En particular, se observa un énfasis excesivo en la aplicación de pruebas estandarizadas para la evaluación en adultos. Este enfoque puede resultar problemático, ya que el diagnóstico del TDAH —especialmente en población adulta— no puede basarse únicamente en cuestionarios o test psicométricos. La sintomatología debe ser interpretada dentro de un marco clínico comprensivo que contemple la subjetividad del evaluador, sus nociones de normalidad y los juicios implícitos sobre conductas consideradas disruptivas o excesivas, conforme a criterios vagos como “a menudo” presentes en el Manual diagnóstico y estadístico de los trastornos mentales (DSM-5) (Morrison, 2015).
Asimismo, es necesario incorporar modelos explicativos alternativos que trasciendan la visión biologicista del trastorno. Nos encontramos en una sociedad hiperdemandante, caracterizada por la aceleración constante, la sobreexposición a estímulos y la presión por la multitarea (Fernández, 2018; Zaera Polo, 2016). En este contexto, dificultades como la dispersión, la fatiga cognitiva o la desorganización pueden ser respuestas esperables, más que síntomas patológicos en sí mismos. En este sentido, resulta pertinente cuestionar la validez del diagnóstico de TDAH en adultos, dado que su delimitación ya ha sido objeto de debate en la infancia (León-Sanromà, 2008; Trujillo & López, 2018), y sus criterios diagnósticos en adultos resultan aún menos específicos.
Desde una perspectiva ética y profesional, corresponde preguntarnos si el protocolo propuesto no podría contribuir al fenómeno del sobrediagnóstico. La tendencia a medicalizar comportamientos funcionales ante contextos adversos puede llevar a la patologización de respuestas adaptativas a condiciones estructuralmente estresantes. Es decir, se corre el riesgo de interpretar como trastorno lo que puede constituir una reacción comprensible a exigencias excesivas del entorno.

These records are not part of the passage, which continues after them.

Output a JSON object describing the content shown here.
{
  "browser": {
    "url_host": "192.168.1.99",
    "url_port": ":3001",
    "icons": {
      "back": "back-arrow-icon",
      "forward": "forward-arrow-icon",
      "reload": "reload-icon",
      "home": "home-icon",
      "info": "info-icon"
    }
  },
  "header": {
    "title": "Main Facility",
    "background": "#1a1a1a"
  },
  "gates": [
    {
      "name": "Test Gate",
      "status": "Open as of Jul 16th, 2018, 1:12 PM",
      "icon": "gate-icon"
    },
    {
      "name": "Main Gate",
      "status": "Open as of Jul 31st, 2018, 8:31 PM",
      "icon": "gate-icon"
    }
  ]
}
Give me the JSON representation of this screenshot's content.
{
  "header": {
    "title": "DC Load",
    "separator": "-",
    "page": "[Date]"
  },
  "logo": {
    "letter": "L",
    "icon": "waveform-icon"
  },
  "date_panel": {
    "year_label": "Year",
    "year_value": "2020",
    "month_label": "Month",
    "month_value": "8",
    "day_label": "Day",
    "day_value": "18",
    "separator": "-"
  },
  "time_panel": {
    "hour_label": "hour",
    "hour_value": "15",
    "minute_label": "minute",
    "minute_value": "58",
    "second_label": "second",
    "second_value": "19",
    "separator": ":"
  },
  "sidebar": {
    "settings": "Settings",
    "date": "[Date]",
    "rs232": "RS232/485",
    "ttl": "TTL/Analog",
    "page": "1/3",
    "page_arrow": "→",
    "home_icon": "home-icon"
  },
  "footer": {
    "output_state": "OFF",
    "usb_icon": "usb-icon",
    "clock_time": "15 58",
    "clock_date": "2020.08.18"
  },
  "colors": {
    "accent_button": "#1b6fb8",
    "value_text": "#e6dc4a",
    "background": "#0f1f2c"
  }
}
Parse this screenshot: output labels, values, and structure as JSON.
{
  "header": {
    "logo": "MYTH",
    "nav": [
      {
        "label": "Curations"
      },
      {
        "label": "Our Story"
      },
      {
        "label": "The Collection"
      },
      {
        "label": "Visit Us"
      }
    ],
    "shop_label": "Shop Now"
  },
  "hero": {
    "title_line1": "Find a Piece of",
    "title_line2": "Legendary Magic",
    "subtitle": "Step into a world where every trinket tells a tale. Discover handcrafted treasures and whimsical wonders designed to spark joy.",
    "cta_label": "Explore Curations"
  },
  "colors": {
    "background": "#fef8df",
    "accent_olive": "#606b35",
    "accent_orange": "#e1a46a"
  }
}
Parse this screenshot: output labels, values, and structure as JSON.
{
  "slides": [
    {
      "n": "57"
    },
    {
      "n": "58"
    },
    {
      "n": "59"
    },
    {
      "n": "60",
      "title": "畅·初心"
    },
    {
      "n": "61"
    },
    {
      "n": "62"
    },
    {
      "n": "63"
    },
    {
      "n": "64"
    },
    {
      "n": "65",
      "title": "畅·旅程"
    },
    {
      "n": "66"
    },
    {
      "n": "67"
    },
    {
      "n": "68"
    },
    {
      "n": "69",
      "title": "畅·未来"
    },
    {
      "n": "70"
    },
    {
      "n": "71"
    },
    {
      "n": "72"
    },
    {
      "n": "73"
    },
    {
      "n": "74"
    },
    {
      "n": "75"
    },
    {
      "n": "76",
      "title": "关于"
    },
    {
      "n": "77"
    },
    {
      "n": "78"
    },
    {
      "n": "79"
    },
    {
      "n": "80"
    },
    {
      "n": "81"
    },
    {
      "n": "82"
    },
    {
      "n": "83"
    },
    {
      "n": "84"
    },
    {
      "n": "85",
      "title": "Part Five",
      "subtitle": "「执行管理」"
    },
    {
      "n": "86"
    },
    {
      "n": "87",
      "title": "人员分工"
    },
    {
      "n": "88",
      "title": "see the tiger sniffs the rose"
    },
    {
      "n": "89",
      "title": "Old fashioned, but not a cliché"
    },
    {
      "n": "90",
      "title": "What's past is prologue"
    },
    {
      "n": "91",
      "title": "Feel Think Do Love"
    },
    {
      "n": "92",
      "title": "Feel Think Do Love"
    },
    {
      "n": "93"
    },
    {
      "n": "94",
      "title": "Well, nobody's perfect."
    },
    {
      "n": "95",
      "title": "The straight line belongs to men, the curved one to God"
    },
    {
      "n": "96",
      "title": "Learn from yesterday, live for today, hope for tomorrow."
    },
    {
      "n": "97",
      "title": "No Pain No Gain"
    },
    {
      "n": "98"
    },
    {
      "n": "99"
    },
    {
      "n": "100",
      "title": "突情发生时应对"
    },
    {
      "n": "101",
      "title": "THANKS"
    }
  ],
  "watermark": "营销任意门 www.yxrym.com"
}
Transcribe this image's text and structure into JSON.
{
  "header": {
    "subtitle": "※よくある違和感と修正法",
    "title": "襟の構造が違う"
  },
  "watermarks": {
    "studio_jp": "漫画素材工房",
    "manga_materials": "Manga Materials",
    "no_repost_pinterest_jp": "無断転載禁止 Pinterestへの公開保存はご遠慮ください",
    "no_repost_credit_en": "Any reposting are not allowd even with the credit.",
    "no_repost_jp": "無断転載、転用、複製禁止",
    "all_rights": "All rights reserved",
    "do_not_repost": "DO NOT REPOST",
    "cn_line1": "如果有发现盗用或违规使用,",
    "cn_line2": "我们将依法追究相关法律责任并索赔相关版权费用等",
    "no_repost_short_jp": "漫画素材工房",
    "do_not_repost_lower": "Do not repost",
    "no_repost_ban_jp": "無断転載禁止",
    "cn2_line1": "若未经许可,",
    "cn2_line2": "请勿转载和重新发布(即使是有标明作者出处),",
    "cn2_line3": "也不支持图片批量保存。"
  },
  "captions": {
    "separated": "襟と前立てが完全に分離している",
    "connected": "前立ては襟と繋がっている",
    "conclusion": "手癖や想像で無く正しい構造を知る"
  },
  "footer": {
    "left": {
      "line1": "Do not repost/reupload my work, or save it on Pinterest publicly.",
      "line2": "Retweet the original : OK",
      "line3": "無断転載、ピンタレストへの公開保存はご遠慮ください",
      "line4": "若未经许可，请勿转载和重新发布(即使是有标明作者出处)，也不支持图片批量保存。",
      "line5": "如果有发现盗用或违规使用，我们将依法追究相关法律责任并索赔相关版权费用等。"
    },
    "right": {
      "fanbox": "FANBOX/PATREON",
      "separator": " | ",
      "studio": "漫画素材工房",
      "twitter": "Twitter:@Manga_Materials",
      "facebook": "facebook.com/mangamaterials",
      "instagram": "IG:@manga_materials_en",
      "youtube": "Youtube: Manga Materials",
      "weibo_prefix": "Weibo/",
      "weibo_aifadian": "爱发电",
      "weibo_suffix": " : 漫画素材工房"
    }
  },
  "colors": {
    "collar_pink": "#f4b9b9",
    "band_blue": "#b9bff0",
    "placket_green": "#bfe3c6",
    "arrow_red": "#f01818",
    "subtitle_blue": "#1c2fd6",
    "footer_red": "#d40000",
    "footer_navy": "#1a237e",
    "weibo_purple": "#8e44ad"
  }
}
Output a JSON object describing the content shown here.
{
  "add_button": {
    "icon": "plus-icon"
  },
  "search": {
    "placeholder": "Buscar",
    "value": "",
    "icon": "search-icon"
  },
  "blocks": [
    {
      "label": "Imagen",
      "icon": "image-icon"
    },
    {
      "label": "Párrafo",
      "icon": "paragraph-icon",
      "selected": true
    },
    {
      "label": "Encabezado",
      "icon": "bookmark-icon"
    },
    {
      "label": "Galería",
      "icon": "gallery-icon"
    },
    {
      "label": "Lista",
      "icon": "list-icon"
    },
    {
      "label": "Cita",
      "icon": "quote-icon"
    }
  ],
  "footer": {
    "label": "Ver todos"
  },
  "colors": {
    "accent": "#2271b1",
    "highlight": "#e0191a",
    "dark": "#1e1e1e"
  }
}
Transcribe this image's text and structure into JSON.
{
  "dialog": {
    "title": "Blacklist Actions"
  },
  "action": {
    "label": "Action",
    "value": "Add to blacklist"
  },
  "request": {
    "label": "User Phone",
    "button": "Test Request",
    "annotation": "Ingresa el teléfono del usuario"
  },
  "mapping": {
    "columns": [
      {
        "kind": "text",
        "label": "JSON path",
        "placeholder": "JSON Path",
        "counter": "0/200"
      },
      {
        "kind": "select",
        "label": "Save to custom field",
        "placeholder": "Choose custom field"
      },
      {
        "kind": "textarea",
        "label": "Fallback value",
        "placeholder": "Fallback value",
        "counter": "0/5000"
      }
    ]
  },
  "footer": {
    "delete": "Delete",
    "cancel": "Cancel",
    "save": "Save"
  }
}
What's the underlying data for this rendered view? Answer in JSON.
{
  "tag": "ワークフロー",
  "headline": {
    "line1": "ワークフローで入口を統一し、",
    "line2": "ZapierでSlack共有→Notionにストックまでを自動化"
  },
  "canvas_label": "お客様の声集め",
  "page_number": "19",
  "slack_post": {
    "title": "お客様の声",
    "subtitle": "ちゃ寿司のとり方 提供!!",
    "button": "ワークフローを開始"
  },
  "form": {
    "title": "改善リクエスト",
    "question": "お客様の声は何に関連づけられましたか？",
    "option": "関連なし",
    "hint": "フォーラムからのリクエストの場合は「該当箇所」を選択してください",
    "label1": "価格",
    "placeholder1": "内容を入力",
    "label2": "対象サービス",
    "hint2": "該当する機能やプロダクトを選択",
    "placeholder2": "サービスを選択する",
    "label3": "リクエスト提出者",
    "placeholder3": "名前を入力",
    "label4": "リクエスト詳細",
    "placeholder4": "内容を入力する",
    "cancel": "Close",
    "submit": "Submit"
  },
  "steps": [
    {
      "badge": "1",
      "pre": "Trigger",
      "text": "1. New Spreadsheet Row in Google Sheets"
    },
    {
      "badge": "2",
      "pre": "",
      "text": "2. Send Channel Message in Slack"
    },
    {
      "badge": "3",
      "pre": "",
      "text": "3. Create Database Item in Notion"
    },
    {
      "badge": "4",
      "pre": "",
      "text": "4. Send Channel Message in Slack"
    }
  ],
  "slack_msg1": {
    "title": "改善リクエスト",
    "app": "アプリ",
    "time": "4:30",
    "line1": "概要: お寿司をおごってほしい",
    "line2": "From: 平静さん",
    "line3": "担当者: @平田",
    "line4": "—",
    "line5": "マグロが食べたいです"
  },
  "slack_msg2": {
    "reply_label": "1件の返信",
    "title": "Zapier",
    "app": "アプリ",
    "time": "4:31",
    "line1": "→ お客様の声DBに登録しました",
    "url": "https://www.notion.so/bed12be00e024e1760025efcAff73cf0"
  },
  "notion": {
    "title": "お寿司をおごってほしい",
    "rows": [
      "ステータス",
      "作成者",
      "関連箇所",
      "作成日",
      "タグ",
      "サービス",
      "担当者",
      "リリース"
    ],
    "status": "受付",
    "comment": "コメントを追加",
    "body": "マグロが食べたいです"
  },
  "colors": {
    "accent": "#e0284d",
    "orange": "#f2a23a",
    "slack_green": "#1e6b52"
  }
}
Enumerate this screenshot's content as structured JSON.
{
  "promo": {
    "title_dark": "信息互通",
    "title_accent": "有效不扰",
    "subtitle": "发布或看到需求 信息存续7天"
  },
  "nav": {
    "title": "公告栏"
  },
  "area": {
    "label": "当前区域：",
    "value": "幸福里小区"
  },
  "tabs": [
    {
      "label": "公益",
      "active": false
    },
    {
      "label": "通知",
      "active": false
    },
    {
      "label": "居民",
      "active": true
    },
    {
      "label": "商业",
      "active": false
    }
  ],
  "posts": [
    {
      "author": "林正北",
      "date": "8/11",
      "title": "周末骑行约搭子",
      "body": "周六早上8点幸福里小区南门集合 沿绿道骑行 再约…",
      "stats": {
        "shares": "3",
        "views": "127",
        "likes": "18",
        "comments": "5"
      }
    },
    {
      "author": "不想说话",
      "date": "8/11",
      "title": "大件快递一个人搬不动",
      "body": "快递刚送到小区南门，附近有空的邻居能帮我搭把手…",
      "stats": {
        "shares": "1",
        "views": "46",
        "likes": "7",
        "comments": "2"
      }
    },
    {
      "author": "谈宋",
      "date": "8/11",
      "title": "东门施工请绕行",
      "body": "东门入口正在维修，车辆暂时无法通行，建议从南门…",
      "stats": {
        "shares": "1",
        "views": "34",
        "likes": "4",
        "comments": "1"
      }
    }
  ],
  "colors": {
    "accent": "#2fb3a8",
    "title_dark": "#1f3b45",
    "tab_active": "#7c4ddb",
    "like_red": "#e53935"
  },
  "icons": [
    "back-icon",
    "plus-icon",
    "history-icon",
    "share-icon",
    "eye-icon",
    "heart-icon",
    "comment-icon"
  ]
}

Por otro lado, cabe interrogar el momento y la motivación para la elaboración de este nuevo protocolo. ¿Cuál es la necesidad concreta que lo impulsa? ¿A qué demandas responde? Su aparición coincide con una creciente presencia de la salud mental en discursos mediáticos y redes sociales, muchas veces asociada a procesos de identificación subjetiva con determinadas etiquetas diagnósticas.
Este fenómeno puede propiciar que personas consulten convencidas de padecer TDAH tras exponerse a relatos de figuras públicas o influencias digitales, lo que puede condicionar tanto la demanda como la respuesta médica. Es preocupante que el protocolo, en lugar de ofrecer un marco crítico y contextualizado, facilite un abordaje mecanicista que redunde en un incremento de prescripciones farmacológicas sin una adecuada consideración de la complejidad clínica. Por ejemplo, una figura mediática relató recientemente que, tras ser diagnosticada y medicada, ahora logra realizar múltiples tareas simultáneamente, lo cual plantea interrogantes sobre los criterios reales de diagnóstico.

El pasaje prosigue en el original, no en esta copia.